Mayor of Easton, Pennsylvania
- In office 1968–1976
- Preceded by: George S. Smith
- Succeeded by: Henry J. Schultz

Personal details
- Born: March 7, 1931 Easton, Pennsylvania, U.S.
- Died: May 9, 2013 (aged 82) Seaside Heights, New Jersey, U.S.
- Party: Republican
- Spouse: Shirley Adams
- Education: Lafayette College Temple University
- Profession: American politician

= Fred Ashton =

American politician (1931–2013)

Fred L. Ashton, Jr. (March 7, 1931 – May 9, 2013) was an American politician who served as the mayor of Easton, Pennsylvania, from 1968 to 1976. Ashton also served as the first strong mayor of Easton, beginning with his inauguration for a second term in 1972. He was a member of the Republican Party.

==Early life and education==
Ashton was born in Easton, Pennsylvania, on March 7, 1931, to Fred L. Ashton Sr. and Jean Melick Ashton. He graduated from Easton Area High School in 1948. He enlisted in the United States Army, which stationed him in West Germany at the time of the Korean War in the early 1950s. Ashton received a bachelor's degree from Lafayette College in Easton in 1952 and a master's degree from Temple University in Philadelphia in 1955. Originally a licensed funeral director by profession, Ashton worked for the Schuylkill Haven Casket Company. He co-owned the Ashton Funeral Home with his brother, R. Kline Ashton, until 1970.

==Career==
Fred L. Ashton Jr. was elected to the Easton city council from 1963 to 1967. He was elected mayor of Easton as a Republican in 1967 and took office in 1968, succeeding outgoing Mayor George S. Smith. He won re-election for a second term in 1971, becoming Easton's first strong mayor. As mayor, Ashton oversaw the construction of the city's new parking garage, which also houses the Easton Police Department, and a new fire station in the city's College Hill Residential Historic District. Larry Holmes Drive, a portion of Pennsylvania Route 611, was completed in downtown Easton during his tenure. More controversially, Ashton supported the Riverside Drive and Lehigh-Washington Street urban renewal projects covering a sizable area of downtown between Front (now Larry Holmes Drive) and Fifth streets and from Ferry to Washington streets, displacing a large number of businesses operated by the Lebanese American and Syrian American communities. Numerous historic buildings, including older colonial and pre-revolutionary structures were demolished and replaced by a fast food restaurant, movie theater, hotel, and gas station, which were constructed on the site. Years later, during a 1987 mayoral election campaign, Ashton defended his decision to tear down the historic buildings, arguing that the neighborhood had been blighted and, in his opinion, could not have been restored.

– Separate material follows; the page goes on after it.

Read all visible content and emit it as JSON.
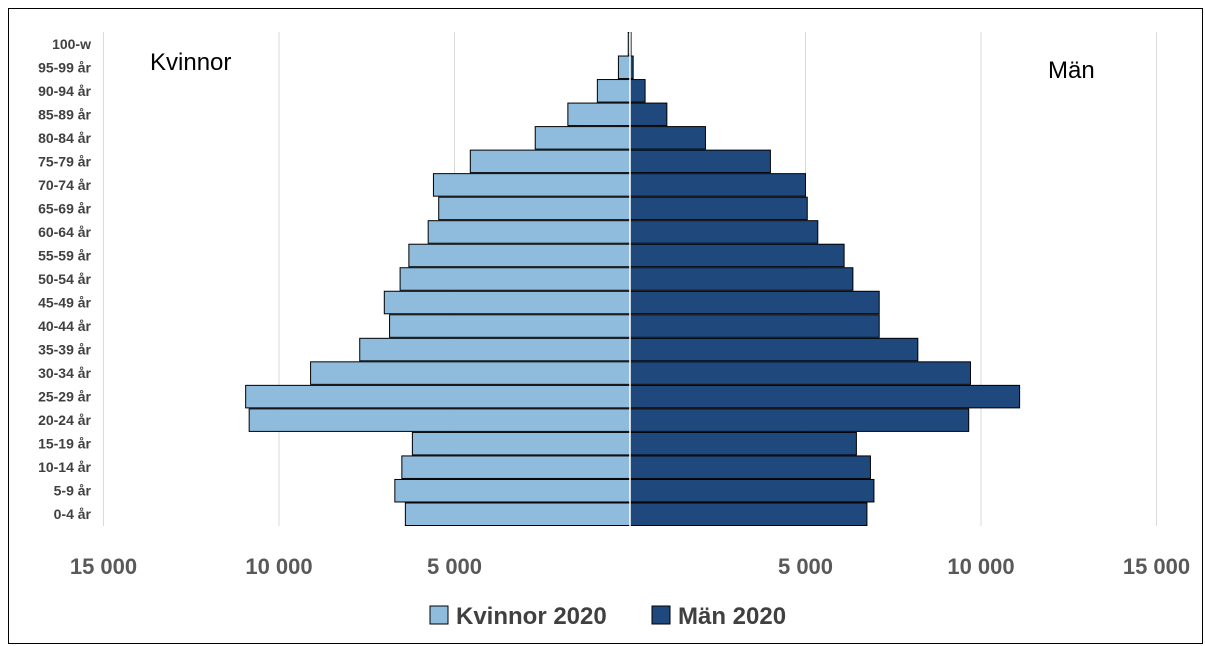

Ashton lost his bid for a third term in November 1975 and left office in January 1976. He was succeeded by Mayor Henry J. Schultz. He ran again for mayor in 1983, but lost that election. (Incumbent Republican Mayor Phil Mitman won re-election). Ashton announced his candidacy for mayor again in 1987, but dropped out of the race due to a conflict with his business schedule. In total, Fred Ashton ran for mayor during five different elections: 1967, 1971, 1975, 1985, and 1988.

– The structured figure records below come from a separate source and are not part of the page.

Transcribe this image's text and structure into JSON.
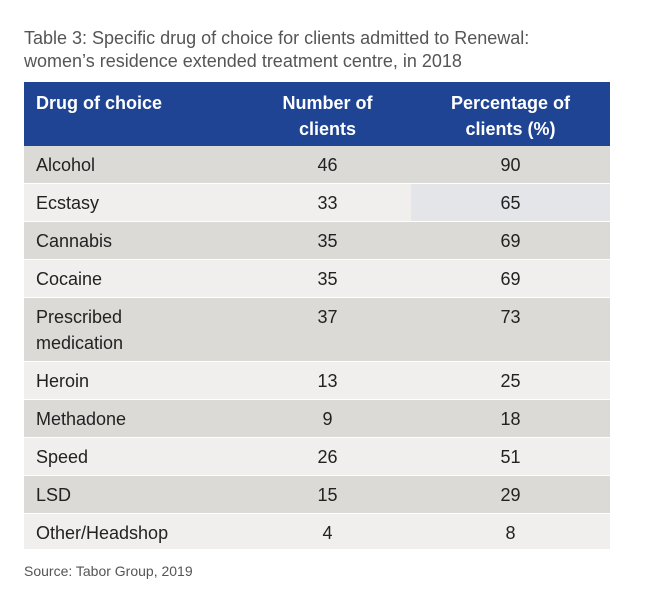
{
  "caption": {
    "line1": "Table 3: Specific drug of choice for clients admitted to Renewal:",
    "line2": "women’s residence extended treatment centre, in 2018"
  },
  "table": {
    "headers": {
      "drug": "Drug of choice",
      "number_line1": "Number of",
      "number_line2": "clients",
      "percent_line1": "Percentage of",
      "percent_line2": "clients (%)"
    },
    "rows": [
      {
        "drug_line1": "Alcohol",
        "drug_line2": "",
        "number": "46",
        "percent": "90"
      },
      {
        "drug_line1": "Ecstasy",
        "drug_line2": "",
        "number": "33",
        "percent": "65"
      },
      {
        "drug_line1": "Cannabis",
        "drug_line2": "",
        "number": "35",
        "percent": "69"
      },
      {
        "drug_line1": "Cocaine",
        "drug_line2": "",
        "number": "35",
        "percent": "69"
      },
      {
        "drug_line1": "Prescribed",
        "drug_line2": "medication",
        "number": "37",
        "percent": "73"
      },
      {
        "drug_line1": "Heroin",
        "drug_line2": "",
        "number": "13",
        "percent": "25"
      },
      {
        "drug_line1": "Methadone",
        "drug_line2": "",
        "number": "9",
        "percent": "18"
      },
      {
        "drug_line1": "Speed",
        "drug_line2": "",
        "number": "26",
        "percent": "51"
      },
      {
        "drug_line1": "LSD",
        "drug_line2": "",
        "number": "15",
        "percent": "29"
      },
      {
        "drug_line1": "Other/Headshop",
        "drug_line2": "",
        "number": "4",
        "percent": "8"
      }
    ]
  },
  "source": "Source: Tabor Group, 2019",
  "colors": {
    "header_bg": "#1f4494",
    "row_dark": "#dcdad7",
    "row_light": "#f1efed"
  }
}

Ashton lived in Seaside Heights, New Jersey, after leaving local politics. He and his wife were licensed brokers at Crossroads Realty in Lavallette, New Jersey, before his retirement.

==Death==
Ashton lived with his sister after Hurricane Sandy damaged his Seaside Heights home in October 2012. Ashton died at his sister's residence, in the Easton, Pennsylvania area, on May 9, 2013, at the age of 82. He was survived by his wife of 60 years, the former Shirley Adams; five children, and fourteen grandchildren. Ashton was buried in Easton Cemetery in Easton.